I had learned about the holiday in grade school but upon doing research for a staff presentation, I learned so much more. The reasoning behind the occasion was really great, beautiful even.
The thought behind those who celebrate the holiday is that death is only another part of life and shouldn’t be mourned but celebrated as your loved ones have in a sense graduated from this stage in life to the next. El Dia de los Muertos is the one day a year that our loved ones are allowed to return from their eternal slumber and spend time to celebrate the reunion with their living loved ones. Much of the decor may be seen as morbid or macabre to those unfamiliar with the holiday with the skulls, skeletons, alters, and cemetery visits, but this is due to a difference in cultural understanding.
We wanted our office’s Dia de los Muertos decorations to be as authentic as possible so we visited a store in the heart of the Mission District called Casa Bonampak, which ships its products from Mexico. We special ordered Papel Picado from Mexico, a traditional decorative streamer used for all types of festive celebrations. It included the MAF symbol and was made with the traditional chisels. Tracie, one of the store’s employees was able to assist in gathering the appropriate decorations for the occasion.
One of the most notable aspects of El Dia de los Muertos is the sugar skulls. We decided to buy blank skulls from the store and have the MAF staff decorate them. They were made in Mexico by a man who used clay molds that had been handed down to him for many generations. Before we began decorating, I gave a brief presentation on the holiday to the entire staff, so that everyone would have a better understanding of what the decorations meant.
The sugar skulls are representative of the loved one they are gifted to and the size of them is meant to represent the age of that person.

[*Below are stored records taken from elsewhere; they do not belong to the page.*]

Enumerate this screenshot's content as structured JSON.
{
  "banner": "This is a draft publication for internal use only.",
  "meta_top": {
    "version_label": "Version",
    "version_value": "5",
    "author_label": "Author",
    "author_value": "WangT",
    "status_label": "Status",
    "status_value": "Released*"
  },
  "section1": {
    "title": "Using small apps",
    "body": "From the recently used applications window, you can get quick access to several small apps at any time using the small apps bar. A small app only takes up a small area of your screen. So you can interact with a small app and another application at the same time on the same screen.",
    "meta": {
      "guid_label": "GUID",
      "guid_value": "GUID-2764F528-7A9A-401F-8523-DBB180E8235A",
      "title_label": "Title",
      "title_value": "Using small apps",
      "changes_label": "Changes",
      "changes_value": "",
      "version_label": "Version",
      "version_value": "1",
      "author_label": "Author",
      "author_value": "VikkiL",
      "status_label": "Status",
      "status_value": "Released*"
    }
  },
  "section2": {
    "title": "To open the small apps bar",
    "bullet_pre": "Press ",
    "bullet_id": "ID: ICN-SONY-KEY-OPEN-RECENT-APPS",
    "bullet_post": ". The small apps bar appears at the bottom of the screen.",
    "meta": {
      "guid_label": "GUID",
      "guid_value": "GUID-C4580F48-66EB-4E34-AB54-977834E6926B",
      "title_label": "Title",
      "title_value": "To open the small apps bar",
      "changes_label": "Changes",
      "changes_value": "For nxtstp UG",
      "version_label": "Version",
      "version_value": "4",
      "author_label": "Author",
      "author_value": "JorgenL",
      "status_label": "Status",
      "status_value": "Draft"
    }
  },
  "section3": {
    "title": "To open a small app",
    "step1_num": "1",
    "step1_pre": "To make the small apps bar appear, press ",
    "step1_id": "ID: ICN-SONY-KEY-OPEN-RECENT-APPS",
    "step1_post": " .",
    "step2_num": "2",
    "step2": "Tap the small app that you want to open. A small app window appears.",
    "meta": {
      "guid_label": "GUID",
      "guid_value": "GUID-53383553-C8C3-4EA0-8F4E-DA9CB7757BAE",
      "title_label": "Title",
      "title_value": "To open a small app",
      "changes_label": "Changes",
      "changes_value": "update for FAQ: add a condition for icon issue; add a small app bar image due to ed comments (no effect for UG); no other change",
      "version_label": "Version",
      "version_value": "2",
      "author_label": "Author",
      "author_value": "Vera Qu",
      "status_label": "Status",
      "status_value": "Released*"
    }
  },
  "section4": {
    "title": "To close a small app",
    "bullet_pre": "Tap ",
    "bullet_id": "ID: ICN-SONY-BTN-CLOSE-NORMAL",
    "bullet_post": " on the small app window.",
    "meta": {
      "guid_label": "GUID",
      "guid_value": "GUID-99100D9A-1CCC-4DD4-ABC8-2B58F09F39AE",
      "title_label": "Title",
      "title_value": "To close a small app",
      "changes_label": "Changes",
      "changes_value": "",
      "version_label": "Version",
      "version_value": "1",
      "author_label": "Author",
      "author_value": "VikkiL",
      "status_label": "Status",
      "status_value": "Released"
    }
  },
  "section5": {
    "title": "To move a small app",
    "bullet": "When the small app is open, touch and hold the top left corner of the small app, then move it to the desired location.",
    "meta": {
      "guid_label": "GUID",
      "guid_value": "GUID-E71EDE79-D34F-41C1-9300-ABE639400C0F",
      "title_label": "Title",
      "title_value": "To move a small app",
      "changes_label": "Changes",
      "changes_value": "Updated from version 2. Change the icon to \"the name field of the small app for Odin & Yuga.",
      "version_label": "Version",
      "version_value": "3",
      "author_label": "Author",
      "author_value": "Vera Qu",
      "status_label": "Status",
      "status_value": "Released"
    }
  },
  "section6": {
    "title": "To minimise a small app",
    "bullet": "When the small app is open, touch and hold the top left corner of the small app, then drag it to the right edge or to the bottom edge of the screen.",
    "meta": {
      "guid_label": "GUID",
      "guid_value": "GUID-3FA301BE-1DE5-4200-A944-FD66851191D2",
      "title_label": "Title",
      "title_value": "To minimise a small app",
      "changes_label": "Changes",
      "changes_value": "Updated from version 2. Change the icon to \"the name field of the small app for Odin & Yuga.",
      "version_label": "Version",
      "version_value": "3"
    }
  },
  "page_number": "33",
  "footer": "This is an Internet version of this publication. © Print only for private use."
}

The traditional way of decorating the sugar skulls, or calaveras de azucar, is not easy, and we learned that the hard way! Putting in the effort of decorating the skull shows dedication to the person you are gifting it to, whether that person is alive or has passed.
The skeletons, or clacas, are always seen as whimsical by families rather than sad. They are meant to represent the spirits that are happy to be able to see their loved ones again. As someone with a few relatives who have passed, I admire the idea of thinking happily of them, rather than mourning them.
Families also create altars where they leave offerings of food and gifts from the living in order to feed the spirits after their long journey from death to the world of the living. My favorite tradition is placing marigolds all over the altars and grave stones, sometimes leading from the cemeteries to homes. The sweet smell is said to be strong enough to bring the spirits back and they can follow the smell to the homes of their living loved ones.
The whimsy, joy, and love displayed on this holiday is really something to be appreciated. Our office completely transformed once we finished putting up all the decorations. The hope is to create a positive and trusting environment for our members in every Lending Circle formation, financial management training class and every conversation they have with our staff. Making these reflections enables us to see the role MAF plays in the long arc of each member’s life as we acknowledge and celebrate their past while also watching them build their own brighter futures.